Chicago, IL, September 17, 2021 — Sierra Lake Acquisition Corp. (the “Company”), a newly incorporated blank check company, today announced the closing of its initial public offering of 30,000,000 units. The offering was priced at $10.00 per unit, resulting in gross proceeds of $300 million.
The Company’s units commenced trading on the Nasdaq Capital Market (“Nasdaq”) under the ticker symbol “SIERU” on September 15, 2021.
The Company is sponsored by the founders of Sierra Lake Sponsor LLC and is led by its Executive Co-Chairmen and Directors, Richard Burke and Kenneth L. Campbell, and a management team led by CEO Charles Alutto, President Scott Daum, Chief Financial Officer and Secretary Robert Ryder, Chief Operating Officer Ross Berner, and board members Brenda Frank, Alex Zoghlin and Ivan Brockman.
The Company was formed for the purpose of effecting a merger, capital stock exchange, asset acquisition, stock purchase, reorganization or similar business combination with one or more businesses. The Company has not selected any specific business combination target.
Each unit sold in the offering consists of one share of the Company’s Class A common stock and one-half of one warrant, each whole warrant entitling the holder thereof to purchase one share of Class A common stock at a price of $11.50 per share. Only whole warrants are exercisable and will trade. Once the securities comprising the units begin separate trading, the shares of Class A common stock and warrants are expected to be listed on the Nasdaq under the symbols “SIER” and “SIERW,” respectively.
Cantor Fitzgerald & Co. served as sole book-running manager of the offering. The Company has granted the underwriters a 45-day option to purchase up to an additional 4,500,000 units at the initial public offering price to cover over-allotments, if any.
Of the proceeds received from the consummation of the offering and a simultaneous private placement of warrants, $301,500,000 was placed in the Company’s trust account. An audited balance sheet of the Company as of September 17, 2021 reflecting receipt of the proceeds upon consummation of the offering and the private placement will be included as an exhibit to a Current Report on Form 8-K to be filed by the Company with the Securities and Exchange Commission (the “SEC”).
The offering was made only by means of a prospectus, copies of which may be obtained by contacting Cantor Fitzgerald & Co., Attention Capital Markets, 499 Park Avenue, New York, NY 10022, or by e-mail at email@example.com.
A registration statement relating to these securities was filed with, and declared effective by, the Securities and Exchange Commission (the “SEC”) on September 14, 2021. This press release shall not constitute an offer to sell or a solicitation of an offer to buy, nor shall there be any sale of these securities in any state or jurisdiction in which such an offer, solicitation or sale would be unlawful prior to registration or qualification under the securities laws of any such state or jurisdiction.
ABOUT SIERRA LAKE ACQUISITION CORP.
The Company is a blank check company formed for the purpose of effecting a merger, capital stock exchange, asset acquisition, stock purchase, reorganization or similar business combination with one or more businesses.
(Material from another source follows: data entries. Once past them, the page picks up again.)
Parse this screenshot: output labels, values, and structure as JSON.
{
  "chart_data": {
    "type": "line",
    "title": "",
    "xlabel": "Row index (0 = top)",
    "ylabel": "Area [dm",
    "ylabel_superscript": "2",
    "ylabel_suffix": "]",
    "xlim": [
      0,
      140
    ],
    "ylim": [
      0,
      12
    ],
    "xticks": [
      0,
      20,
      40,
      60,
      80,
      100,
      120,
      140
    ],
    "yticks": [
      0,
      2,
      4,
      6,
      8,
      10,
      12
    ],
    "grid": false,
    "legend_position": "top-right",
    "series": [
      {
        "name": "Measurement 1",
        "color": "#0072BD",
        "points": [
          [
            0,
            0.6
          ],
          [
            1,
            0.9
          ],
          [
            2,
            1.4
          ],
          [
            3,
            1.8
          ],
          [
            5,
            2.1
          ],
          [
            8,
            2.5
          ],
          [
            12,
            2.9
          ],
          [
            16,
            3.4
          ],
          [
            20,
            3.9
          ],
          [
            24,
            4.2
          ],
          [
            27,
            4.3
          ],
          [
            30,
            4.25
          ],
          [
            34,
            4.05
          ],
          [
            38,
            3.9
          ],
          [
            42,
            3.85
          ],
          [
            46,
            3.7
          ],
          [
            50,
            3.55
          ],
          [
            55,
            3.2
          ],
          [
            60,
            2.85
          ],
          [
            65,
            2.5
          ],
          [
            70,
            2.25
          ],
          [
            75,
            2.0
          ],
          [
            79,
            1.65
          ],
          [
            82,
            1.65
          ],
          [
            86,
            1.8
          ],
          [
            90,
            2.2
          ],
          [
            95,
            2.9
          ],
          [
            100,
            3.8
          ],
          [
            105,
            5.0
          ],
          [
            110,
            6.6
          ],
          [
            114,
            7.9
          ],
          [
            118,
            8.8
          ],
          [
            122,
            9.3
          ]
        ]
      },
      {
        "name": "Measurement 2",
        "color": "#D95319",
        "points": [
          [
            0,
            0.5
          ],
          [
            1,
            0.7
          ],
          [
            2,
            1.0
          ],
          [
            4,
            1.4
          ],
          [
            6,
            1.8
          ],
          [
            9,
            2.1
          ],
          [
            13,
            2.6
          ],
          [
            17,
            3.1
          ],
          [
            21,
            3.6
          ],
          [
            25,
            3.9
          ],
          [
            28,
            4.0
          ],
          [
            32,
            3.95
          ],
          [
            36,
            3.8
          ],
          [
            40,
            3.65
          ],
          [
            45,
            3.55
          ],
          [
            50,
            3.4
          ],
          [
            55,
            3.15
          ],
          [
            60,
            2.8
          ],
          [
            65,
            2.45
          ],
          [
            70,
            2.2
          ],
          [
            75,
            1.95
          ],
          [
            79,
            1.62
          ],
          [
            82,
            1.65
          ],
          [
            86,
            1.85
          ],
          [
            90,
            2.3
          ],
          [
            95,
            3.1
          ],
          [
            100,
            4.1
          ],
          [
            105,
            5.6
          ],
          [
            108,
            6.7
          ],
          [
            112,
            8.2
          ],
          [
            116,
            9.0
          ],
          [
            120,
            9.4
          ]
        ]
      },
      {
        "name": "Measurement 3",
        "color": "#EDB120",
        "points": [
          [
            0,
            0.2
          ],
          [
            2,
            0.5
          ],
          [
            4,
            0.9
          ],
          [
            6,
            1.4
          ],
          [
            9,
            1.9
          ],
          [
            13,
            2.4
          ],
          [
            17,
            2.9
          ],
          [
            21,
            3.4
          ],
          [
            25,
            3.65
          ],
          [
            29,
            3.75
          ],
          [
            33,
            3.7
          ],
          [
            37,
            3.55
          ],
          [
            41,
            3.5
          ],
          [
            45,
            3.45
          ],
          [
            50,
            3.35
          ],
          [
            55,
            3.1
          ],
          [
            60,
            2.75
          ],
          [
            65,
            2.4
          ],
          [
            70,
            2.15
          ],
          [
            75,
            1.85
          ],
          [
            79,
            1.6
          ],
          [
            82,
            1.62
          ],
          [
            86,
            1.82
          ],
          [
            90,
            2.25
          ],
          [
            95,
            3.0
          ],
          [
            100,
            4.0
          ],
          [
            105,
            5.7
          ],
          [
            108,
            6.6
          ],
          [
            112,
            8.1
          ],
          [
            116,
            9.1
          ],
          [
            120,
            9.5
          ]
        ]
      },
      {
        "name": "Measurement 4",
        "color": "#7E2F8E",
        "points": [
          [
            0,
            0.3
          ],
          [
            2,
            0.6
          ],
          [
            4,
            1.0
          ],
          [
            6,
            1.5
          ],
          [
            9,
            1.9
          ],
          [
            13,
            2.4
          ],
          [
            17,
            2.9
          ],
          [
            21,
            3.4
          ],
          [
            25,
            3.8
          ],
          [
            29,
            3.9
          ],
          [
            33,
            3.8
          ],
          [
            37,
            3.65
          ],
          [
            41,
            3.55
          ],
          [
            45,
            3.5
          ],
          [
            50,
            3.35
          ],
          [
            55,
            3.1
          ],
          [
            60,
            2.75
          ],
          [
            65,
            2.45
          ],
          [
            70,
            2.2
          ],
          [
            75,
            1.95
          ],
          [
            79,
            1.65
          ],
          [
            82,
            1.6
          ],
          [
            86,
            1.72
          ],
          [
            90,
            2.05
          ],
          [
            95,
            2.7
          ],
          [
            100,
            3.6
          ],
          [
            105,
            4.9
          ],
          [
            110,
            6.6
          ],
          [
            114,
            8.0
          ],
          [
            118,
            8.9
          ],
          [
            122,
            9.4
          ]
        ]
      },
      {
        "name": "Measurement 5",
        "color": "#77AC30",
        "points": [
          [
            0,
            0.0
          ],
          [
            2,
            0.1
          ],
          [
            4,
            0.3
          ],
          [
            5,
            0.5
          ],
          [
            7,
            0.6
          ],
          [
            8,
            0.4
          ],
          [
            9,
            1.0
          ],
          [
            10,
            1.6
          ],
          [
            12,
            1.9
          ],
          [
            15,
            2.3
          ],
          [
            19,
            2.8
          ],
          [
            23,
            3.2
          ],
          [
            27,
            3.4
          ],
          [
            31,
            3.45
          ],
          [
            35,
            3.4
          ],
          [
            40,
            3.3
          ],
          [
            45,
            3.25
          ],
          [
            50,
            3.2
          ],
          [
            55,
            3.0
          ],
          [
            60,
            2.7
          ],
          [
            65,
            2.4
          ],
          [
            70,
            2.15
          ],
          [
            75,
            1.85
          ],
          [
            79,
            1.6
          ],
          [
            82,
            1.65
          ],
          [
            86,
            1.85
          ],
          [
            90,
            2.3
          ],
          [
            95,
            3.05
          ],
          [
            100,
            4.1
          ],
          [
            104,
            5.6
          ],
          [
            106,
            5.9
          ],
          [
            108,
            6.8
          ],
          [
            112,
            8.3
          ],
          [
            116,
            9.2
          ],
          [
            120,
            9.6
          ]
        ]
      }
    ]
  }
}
The Company has not selected any specific business combination target.
This press release contains statements that constitute “forward-looking statements,” including with respect to the anticipated use of the net proceeds. Forward-looking statements are subject to numerous conditions, many of which are beyond the control of the Company, including those set forth in the Risk Factors section of the Company’s registration statement and preliminary prospectus for the Company’s offering filed with the SEC. Copies of these documents are available on the SEC’s website, www.sec.gov. The Company undertakes no obligation to update these statements for revisions or changes after the date of this release, except as required by law.